Il sì di Montecitorio vale 2 miliardi, più vicino l'obiettivo del 3% deficit-Pil. Dubbi di Bruxelles su debito e ripresa

RomaL'applicazione della «ghigliottina» ha fatto tirare un sospiro di sollievo al governo. Al termine di una giornata che ha visto la Commissione europea non fare alcun passo indietro sui dubbi relativi alla tenuta dei conti pubblici.
Se fosse venuto meno il decreto, infatti, al di là della brutta figura, il governo sarebbe dovuto intervenire d'urgenza per confermare la cancellazione della seconda rata Imu. Ma non avrebbe potuto contabilizzare nel bilancio 2013 gli incassi previsti dal decreto. Il testo, infatti, garantisce quasi 2 miliardi di entrate. Contiene i 500 milioni di vendita di immobili e l'aumento (fino al 130%) dell'acconto Ires ed Irap per banche ed assicurazioni. Per non parlare delle entrate attese dal pagamento delle imposte dalle banche che entrano nel capitale della banca centrale, 1,2 miliardi.
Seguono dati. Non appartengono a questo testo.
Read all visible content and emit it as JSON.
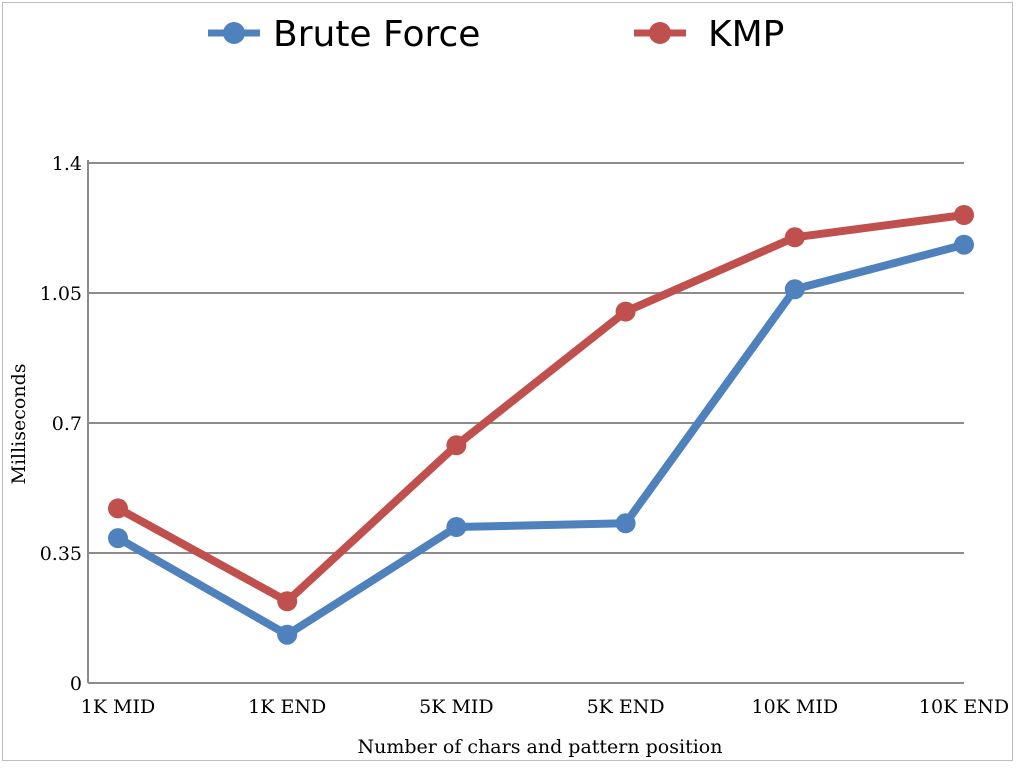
{
  "chart_data": {
    "type": "line",
    "title": "",
    "xlabel": "Number of chars and pattern position",
    "ylabel": "Milliseconds",
    "categories": [
      "1K MID",
      "1K END",
      "5K MID",
      "5K END",
      "10K MID",
      "10K END"
    ],
    "y_ticks": [
      "0",
      "0.35",
      "0.7",
      "1.05",
      "1.4"
    ],
    "ylim": [
      0,
      1.4
    ],
    "grid": true,
    "legend_position": "top",
    "series": [
      {
        "name": "Brute Force",
        "color": "#4F81BD",
        "values": [
          0.39,
          0.13,
          0.42,
          0.43,
          1.06,
          1.18
        ]
      },
      {
        "name": "KMP",
        "color": "#C0504D",
        "values": [
          0.47,
          0.22,
          0.64,
          1.0,
          1.2,
          1.26
        ]
      }
    ]
  }
}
Gettito necessario per avvicinare il deficit 2013 quanto più possibile al 3%.
Enrico Letta è sicuro di aver centrato l'obbiettivo. Al punto che, davanti a Barroso, sostiene che «la direzione presa è quella giusta. Ed abbiamo aspettative che ci vengano dati ulteriori spazi di manovra». Insomma, che vengano concessi all'Italia sconti dal calcolo del deficit per le spese per investimenti (la cosiddetta clausola: scatta solo se Bruxelles certifica un indebitamento sotto il 3%. E ciò avverrà il 1° marzo).
Il presidente della Commissione ha minori certezze. Barroso sembra scettico sulla possibilità di applicare all'Italia la clausola che toglie dal deficit la spesa per co-finanziare i fondi europei. Proprio perché non è certo che l'Italia abbia centrato l'obbiettivo di deficit. Mentre è sicuro che non ha rispettato l'obbiettivo di debito.
«L'Italia - dice - è un Paese ancora vulnerabile e fragile. Non c'è motivo di compiacersi: i dubbi negativi persistono». E torna a spronare il governo su privatizzazioni, riduzioni del debito, riforma del mercato del lavoro. E dice di attendersi risultati dalla spending review. Pronto l'intervento di Carlo Cottarelli: garantirà 30/35 miliardi.
Nonostante l'apparente affabilità, Barroso sembra quasi invitare alla cautela il governo ed a «non compiacersi». Letta esalta il dato che nel 2014 il debito italiano inizierà a diminuire e che la crescita sarà dell'1% quest'anno e del 2% nel 2015. I numeri della Commissione sono diversi. La crescita di quest'anno, secondo Bruxelles, sarà dello 0,7%. Ed il debito non diminuirà, come dice il governo, ma seguiterà a crescere. Fino a sfiorare il 134% del pil: come indica anche Standard and Poor's. E le privatizzazioni, se riusciranno a decollare entro l'anno, contribuiranno alla riduzione dello stock di debito per lo 0,3% in due anni. Per questo - dice Barroso - «i dubbi negativi persistono». Anche se poi aggiunge che la Commissione auspica una ritrovata stabilità. E pensa alla riforma della legge elettorale.
E sui temi strettamente politici, Enrico Letta sembra aver smesso di non fidarsi di Matteo Renzi. Anzi, a Bruxelles dà l'impressione di volerlo prendere in parola. Così, il presidente del Consiglio coglie al volo l'apertura del sindaco di Firenze quando dice: se passano le riforme, il governo può durare fino al 2018. Ed annuncia che il «semestre» di presidenza italiana della Ue potrebbe durare, in realtà, 18 mesi: da luglio 2014 a dicembre 2015. Con tutto quel che ne consegue.


Davanti a Barroso, il premier anticipa che suo «obbiettivo è fare un continuum fra il semestre di presidenza, il nuovo Parlamento europeo, la nuova Commissione e l'Expo 2015 di Milano.
Quella di Milano non sarà un'Esposizione italiana, ma europea». E se non si può votare nel semestre di presidenza, non si può votare nemmeno durante il suo «continuum».